Les noms de Michel Foucault et Jacques Derrida, mais aussi de Gilles Deleuze ou Jean Baudrillard, sont devenus aux Etats-Unis, au tournant des années 80, de véritables opérateurs de radicalité, les sésames d'une exploration sans concession de la condition minoritaire et de l'identité multiple : leur seule mention irradie dès lors le texte ou l'orateur qui les citent d'un prestige politique et théorique que ne dispense aucun autre nom propre, pas même aujourd'hui, à l'heure où l'université américaine tente de se mobiliser contre le pouvoir conservateur - à l'heure où elle cherche la parade au nouvel ordre mondial néoconservateur -, ceux de Noam Chomsky ou Antonio Negri. Une puissance d'évocation sans égale est ainsi attachée aux noms de ceux que l'université américaine, qui les regroupa aussitôt (malgré leurs divergences) pour optimiser la productivité symbolique de leur usage, appelle indifféremment, depuis trois décennies, les poststructuralistes, les penseurs intensifs ou de la différence, ou même les Nietzsche français.
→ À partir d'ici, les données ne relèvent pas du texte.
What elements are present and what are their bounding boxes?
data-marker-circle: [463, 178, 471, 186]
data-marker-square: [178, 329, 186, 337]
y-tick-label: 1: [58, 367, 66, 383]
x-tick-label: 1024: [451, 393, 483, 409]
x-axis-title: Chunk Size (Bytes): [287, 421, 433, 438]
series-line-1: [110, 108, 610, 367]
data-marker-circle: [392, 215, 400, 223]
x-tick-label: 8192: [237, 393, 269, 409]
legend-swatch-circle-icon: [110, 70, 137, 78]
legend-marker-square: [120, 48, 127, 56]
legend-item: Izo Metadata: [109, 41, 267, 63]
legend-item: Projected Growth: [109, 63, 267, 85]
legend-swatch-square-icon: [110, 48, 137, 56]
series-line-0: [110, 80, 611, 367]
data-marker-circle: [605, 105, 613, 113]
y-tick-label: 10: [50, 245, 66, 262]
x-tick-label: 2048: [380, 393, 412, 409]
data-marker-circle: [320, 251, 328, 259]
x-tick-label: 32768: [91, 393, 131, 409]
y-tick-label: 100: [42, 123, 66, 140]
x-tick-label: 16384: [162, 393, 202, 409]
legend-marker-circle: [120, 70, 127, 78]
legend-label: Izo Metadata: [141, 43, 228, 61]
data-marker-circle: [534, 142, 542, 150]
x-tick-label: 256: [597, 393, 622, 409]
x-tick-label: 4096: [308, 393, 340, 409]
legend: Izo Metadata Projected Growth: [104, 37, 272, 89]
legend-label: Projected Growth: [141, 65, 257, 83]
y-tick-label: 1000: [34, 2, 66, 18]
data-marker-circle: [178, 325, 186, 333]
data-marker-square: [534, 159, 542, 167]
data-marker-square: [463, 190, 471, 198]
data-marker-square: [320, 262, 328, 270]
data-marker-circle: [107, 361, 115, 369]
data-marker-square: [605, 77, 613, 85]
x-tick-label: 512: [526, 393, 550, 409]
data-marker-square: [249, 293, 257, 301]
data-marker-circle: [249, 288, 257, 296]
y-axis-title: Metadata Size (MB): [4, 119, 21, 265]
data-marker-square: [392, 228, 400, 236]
Dans ce contexte, le moindre des paradoxes n'est pas l'incroyable situation de chiasme transatlantique qu'inaugure ce transfert intellectuel : au moment même où ces oeuvres viennent justifier l'affirmation des politiques identitaires et nourrir un nouveau discours politique dans l'Amérique divisée de Ronald Reagan - jusqu'à y devenir les produits les mieux cotés sur le « marché des biens symboliques » de l'université américaine -, elles sont peu à peu éclipsées du devant de la scène dans la France de François Mitterrand, au profit d'un retour organisé à l'universalisme kantien et au libéralisme tocquevillien.
Un paradoxe qui renvoie aux liens du champ intellectuel avec l'espace médiatico-politique dans chacun des deux pays : dans le cas français, le dogme humanitaire et la nouvelle religion de la démocratie se trouvaient mieux adaptés à la gauche au pouvoir que les micropolitiques et les révolutions « désirantes » de la décennie précédente ; dans le modèle américain, l'arène intellectuelle, limitée aux bornes des campus, s'approprie d'autant plus volontiers les pensées les plus critiques que ces « tempêtes dans une théière » que sont outre-Atlantique les joutes universitaires n'y risquent en rien de déstabiliser Washington, ni d'être relayées par CNN.
Mais pour éclairer ce contexte singulier, et comprendre que cette « invention » américaine de la théorie française relève moins d'un phénomène d'importation que de procédures de détournement et d'hybridation culturels, il faut revenir sur les différentes étapes du processus.
Pionniers et convergences contreculturelles
Au seuil des nombreux récits américains consacrés à l'aventure « french-théoriste », le mois d'octobre 1966 est souvent recodé en moment fondateur : soucieuse de présenter à ses étudiants le structuralisme qui fait alors rage en Europe, l'université Johns-Hopkins organise un symposium où interviennent de concert une douzaine d'invités français d'ordinaire associés à la mouvance structuraliste (mais qui cette fois n'hésitent pas à critiquer les « sciences » triomphantes de la structure), dont Lucien Goldman, Jacques Lacan, Roland Barthes et J. Derrida.
Ce dernier, dans une communication qui fera date, invite à substituer à la face « négative, nostalgique » du structuralisme, qui « rêve de déchiffrer une vérité », une pensée qui « affirme le jeu et tente de passer au-delà de l'homme et de l'humanisme 1 ». C'est l'invention française, mais en terra americana, du poststructuralisme, premier d'une longue série de courants (postmodernisme, postcolonialisme...) dont le préfixe « post » sonne comme un lapsus, comme l'aveu d'une distance infranchissable du présent historique au travail théorique, lequel affirme dès lors ne pouvoir toujours arriver qu'après l'événement. Mais à l'aube des années 70, nous n'en sommes pas encore là. Car la décennie qui commence verra les militants des années 60 retourner à leurs études, les cellules combattantes montées à Berkeley ou Columbia se dissoudre l'une après l'autre, et la thématique même de la transgression évoluer du terrain politique (Viêtnam, droits civiques, capitalisme) vers des avatars esthétiques et existentiels (drogues, musique, libertés sexuelles).